Unfortunately, that's largely where the plaudits end with Robin Hood.
#DOES ROBIN HOOD THE LEGEND OF SHERWOOD NEED A KEY CODE SERIES#
Even if this doesn't appeal to you, the scene is well-paced and well-structured, with physical humour and slapstick that builds and escalates to a series of fitting punchlines, mostly at the expense of John or Sir Hiss.

There is something inherently funny about a chicken with a Scottish accent beating up half a dozen rhinos and then running off into the woods. The film also possesses one really funny set-piece, which occurs during the archery tournament. For those only familiar with the basics of the story, it earns a pass on this level, just as any version of The Hound of the Baskervilles might be praised so long as it's set on Dartmoor and has a lot of fog.
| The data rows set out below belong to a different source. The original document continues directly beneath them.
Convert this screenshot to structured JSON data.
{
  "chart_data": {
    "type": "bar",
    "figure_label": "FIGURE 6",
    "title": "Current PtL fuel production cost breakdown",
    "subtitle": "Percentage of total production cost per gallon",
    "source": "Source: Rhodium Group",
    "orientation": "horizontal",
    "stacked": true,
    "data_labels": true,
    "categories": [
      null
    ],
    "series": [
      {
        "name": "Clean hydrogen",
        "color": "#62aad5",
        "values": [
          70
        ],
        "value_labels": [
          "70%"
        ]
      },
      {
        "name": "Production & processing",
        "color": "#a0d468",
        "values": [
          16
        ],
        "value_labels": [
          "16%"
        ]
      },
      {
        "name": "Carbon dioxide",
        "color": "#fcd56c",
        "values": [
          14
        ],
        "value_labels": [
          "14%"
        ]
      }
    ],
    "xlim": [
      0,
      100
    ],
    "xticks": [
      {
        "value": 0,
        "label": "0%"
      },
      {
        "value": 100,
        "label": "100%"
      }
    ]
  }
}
The story is still set in Nottingham, our heroes are still reacting against King John's punitive taxation, Richard the Lionheart is still off fighting the Crusades, and John himself is still a pitiful coward. But Walt Disney overruled Anderson early in production, believing that a fox would not make an appealing protagonist unless he was fighting for a good cause.ĭisney's version does include many of the most familiar and much-loved plot elements of the Robin Hood legend. Ken Anderson originally wanted to make a film about Reynard the fox, an anthropomorphic trickster prominent in medieval European literature. This is complicated further by the knowledge that Robin Hood was not originally intended to be about the character at all. The point here is that all the usual arguments about Disney being economical with the truth are perhaps not as valid here, given that the truth is so elusive to begin with. But the earliest versions of his story date back to 1450, with the only vaguely consistent elements being the Nottingham setting and the Sheriff - frankly, everything else is up for grabs. Most of the 20th century versions of Robin Hood are derived in some way from Howard Pyle's The Many Adventures of Robin Hood, a Victorian children's book which cemented our hero as a localised philanthropist. The Disney version of Robin Hood is like many of its companions: it realises some of the story's potential, but there are plenty of missed opportunities along the way.īefore we begin examining the narrative merits of Robin Hood, it's worth remembering that the mythos of this famous outlaw is rather fluid. Even the classic versions with Douglas Fairbanks or Errol Flynn come up short in some capacity. Robin Hood: Prince of Thieves is at turns tedious and over-the-top hilarious, depending on whether Kevin Costner or Alan Rickman is on screen. Ridley Scott's Robin Hood made a good fist of medieval English politics but was let down by a lack of focus and Russell Crowe's wandering accent. In my review of Avatar, I spoke about how American filmmakers have historically struggled to do justice to certain kinds of stories, namely "stories about American settlers encountering natives, and stories about Man destroying the environment." American filmmakers have also traditionally struggled when it comes to tackling distinctly British stories, of which the legend of Robin Hood is a prime example.